For more information about the procedure and usage notes, see Manage nodes.
Auto scaling
E-HPC provides the auto scaling feature. You can configure auto scaling for all queues or specific queues in a cluster. The system automatically adjusts the number of compute nodes in a queue based on the number of tasks and the number of GPUs of the cluster job. When a large number of computing tasks are submitted, the cluster can automatically add computing nodes to accelerate the processing of the tasks. When no task exists, the cluster can automatically reduce computing nodes to save energy and resource consumption. Auto scaling ensures that E-HPC clusters can respond more efficiently to changes in different workloads, thereby improving overall performance and resource utilization.
Global configurations
In the global configurations of a cluster, you can enable auto scaling for the cluster and configure the maximum number of nodes and the maximum number of cores in the cluster.
Go to the Cluster List page.
Log on to the E-HPC console.
In the left part of the top navigation bar, select a region.
In the left-side navigation pane, click Cluster.
On the Cluster List page, find the cluster that you want to manage and click Auto Scale.
In the Cluster Auto Scaling dialog box, configure the parameters in the Cluster Global Configuration section.
Parameter
Description
Enable Autoscale
Enable Auto Grow and Auto Shrink for all queues in the cluster.
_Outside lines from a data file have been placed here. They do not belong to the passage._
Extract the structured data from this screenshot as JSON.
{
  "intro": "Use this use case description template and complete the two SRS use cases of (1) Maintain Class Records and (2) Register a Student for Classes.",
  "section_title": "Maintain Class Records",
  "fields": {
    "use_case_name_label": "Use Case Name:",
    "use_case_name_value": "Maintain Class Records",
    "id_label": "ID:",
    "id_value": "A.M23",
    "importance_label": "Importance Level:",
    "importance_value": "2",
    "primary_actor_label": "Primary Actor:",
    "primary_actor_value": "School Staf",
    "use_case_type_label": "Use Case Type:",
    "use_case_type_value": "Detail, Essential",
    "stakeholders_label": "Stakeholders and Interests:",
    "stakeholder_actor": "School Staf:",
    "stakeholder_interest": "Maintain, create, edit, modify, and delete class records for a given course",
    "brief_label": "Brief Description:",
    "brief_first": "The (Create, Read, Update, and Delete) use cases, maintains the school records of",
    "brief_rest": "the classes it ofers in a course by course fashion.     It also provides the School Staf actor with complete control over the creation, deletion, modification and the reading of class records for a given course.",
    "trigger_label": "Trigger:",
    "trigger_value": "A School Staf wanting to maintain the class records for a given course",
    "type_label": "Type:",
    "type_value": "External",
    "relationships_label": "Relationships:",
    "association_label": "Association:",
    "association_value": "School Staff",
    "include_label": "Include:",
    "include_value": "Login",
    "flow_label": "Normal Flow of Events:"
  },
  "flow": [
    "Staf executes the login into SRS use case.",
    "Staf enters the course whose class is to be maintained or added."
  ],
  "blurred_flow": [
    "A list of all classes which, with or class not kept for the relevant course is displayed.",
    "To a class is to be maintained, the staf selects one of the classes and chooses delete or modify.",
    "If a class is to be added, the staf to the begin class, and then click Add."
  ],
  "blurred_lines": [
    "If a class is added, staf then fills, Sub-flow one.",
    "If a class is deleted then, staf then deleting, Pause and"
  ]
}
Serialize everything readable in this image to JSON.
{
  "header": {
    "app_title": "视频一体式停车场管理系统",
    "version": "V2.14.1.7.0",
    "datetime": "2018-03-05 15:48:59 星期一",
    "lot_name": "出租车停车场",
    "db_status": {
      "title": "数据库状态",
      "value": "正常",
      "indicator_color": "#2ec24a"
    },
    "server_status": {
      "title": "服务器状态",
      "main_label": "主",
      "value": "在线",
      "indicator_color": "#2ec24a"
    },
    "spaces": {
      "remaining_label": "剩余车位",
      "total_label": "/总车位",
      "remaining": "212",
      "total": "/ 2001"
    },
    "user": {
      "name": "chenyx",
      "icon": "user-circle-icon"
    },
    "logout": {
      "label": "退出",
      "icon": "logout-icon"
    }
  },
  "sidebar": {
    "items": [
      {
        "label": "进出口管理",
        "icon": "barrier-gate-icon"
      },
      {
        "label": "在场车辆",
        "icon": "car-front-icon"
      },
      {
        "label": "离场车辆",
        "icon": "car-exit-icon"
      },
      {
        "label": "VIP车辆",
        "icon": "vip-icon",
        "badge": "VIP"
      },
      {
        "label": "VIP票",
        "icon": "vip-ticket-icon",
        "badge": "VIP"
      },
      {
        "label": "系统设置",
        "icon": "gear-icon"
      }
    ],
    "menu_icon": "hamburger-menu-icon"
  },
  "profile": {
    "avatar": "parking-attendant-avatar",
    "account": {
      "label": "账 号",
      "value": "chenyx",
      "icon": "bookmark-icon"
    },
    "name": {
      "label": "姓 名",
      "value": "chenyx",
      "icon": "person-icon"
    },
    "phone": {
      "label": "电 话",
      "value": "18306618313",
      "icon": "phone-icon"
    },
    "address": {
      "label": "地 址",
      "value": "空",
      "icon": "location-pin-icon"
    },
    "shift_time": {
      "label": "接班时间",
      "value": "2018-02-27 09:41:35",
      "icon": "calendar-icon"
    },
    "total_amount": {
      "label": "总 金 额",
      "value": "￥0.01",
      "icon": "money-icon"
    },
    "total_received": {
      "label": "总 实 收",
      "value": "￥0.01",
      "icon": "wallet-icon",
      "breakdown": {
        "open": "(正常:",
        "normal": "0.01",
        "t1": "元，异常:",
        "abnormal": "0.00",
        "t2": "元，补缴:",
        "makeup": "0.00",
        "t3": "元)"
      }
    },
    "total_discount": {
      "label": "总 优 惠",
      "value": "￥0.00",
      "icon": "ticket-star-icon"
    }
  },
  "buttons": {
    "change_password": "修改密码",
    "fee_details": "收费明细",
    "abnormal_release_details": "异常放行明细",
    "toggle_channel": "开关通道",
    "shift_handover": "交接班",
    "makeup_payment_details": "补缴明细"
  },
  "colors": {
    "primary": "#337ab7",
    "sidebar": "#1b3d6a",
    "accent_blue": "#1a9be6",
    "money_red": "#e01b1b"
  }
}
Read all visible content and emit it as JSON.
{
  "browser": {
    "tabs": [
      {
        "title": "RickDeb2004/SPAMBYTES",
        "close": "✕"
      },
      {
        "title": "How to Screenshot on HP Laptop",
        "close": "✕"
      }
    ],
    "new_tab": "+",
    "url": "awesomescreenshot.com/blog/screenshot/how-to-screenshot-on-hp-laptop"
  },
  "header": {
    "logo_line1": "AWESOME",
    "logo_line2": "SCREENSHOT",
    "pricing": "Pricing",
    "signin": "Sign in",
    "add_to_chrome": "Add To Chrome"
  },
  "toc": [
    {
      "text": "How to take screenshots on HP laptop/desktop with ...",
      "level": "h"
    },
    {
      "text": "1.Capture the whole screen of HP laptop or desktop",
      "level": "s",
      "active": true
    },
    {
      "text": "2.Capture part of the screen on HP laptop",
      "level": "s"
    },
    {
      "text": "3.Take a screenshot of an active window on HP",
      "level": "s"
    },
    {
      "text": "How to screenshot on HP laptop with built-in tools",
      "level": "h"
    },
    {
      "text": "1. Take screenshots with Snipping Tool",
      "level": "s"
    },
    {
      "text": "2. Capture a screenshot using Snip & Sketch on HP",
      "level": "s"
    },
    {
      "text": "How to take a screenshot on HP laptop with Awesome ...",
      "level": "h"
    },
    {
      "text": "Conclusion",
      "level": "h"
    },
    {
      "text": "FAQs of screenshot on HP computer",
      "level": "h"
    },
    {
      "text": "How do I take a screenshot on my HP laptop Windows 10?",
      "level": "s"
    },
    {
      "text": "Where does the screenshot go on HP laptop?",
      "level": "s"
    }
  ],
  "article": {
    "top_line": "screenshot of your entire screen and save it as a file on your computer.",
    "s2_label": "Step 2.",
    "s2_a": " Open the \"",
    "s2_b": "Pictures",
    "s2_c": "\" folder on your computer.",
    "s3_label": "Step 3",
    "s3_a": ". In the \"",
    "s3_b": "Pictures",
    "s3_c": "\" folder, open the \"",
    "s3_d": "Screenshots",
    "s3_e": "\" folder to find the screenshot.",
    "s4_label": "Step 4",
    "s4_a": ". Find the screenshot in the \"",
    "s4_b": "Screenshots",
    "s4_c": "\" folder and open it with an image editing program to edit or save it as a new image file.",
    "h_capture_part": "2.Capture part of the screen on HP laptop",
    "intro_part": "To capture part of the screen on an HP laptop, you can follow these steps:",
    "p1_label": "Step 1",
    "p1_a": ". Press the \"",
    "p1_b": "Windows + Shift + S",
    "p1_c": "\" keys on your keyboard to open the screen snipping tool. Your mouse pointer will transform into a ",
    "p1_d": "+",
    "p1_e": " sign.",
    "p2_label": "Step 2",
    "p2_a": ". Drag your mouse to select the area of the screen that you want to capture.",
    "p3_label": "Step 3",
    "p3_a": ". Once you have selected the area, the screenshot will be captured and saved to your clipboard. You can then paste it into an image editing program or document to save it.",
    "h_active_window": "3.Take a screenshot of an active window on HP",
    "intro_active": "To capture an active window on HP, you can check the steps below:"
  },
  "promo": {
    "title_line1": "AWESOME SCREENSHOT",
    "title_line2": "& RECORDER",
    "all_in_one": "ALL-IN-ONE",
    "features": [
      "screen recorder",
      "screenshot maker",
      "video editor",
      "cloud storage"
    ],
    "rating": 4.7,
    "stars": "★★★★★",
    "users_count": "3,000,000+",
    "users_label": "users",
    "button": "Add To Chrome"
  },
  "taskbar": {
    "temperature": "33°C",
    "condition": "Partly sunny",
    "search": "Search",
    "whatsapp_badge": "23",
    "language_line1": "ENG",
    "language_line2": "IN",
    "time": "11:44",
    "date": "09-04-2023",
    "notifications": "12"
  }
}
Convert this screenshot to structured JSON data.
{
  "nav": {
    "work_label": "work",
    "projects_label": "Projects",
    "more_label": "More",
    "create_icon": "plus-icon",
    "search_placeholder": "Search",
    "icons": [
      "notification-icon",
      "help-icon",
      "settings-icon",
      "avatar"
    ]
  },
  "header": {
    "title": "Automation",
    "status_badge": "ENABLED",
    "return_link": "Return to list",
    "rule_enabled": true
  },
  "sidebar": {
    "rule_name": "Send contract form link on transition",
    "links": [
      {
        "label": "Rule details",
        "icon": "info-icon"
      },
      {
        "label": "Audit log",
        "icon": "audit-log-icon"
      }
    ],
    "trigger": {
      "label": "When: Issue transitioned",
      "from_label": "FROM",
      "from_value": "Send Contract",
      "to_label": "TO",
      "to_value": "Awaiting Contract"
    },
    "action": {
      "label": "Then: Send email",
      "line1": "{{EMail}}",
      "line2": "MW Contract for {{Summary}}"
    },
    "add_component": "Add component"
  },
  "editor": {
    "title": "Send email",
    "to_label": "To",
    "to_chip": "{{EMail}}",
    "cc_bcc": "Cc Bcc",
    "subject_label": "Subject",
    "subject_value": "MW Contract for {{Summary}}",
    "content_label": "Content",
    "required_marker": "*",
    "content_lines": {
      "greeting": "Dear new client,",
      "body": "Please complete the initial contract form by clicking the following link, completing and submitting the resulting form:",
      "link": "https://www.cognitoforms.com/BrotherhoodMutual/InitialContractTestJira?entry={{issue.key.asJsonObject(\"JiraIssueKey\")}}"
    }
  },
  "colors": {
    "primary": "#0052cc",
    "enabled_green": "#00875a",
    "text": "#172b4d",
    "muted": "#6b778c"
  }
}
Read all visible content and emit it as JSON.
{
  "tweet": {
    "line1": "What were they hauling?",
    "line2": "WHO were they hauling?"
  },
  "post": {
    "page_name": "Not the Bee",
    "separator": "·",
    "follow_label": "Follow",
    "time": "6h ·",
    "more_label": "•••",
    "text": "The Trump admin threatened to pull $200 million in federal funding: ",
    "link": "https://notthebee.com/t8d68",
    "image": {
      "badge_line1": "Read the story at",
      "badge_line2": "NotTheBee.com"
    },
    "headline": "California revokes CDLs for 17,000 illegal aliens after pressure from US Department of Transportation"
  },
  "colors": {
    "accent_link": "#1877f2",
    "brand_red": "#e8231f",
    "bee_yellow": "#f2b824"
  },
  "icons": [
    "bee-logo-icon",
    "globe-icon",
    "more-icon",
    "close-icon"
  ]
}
NoteIf the configurations of a queue are different from the global configurations of a cluster, the configurations of the queue take precedence.
Scale-out Waiting Time
The estimated time required for the system to start the scale-out operation from the time when the job is submitted. The default value is 2 minutes.
Scale-in Waiting Time
The time threshold during which a node remains idle without receiving any job requests. After the time is exceeded, the system automatically releases the resources of the node. The default waiting time for scale-in is 4 minutes.
Maximum number of cluster nodes
The maximum number of nodes that can be created in the cluster.
Maximum number of cores in the cluster
The maximum number of cores that can be created in the cluster.
Automatic queue scaling
You can configure auto scaling for each queue in a cluster. For more information about the procedure and usage notes, see Configure auto scaling of nodes.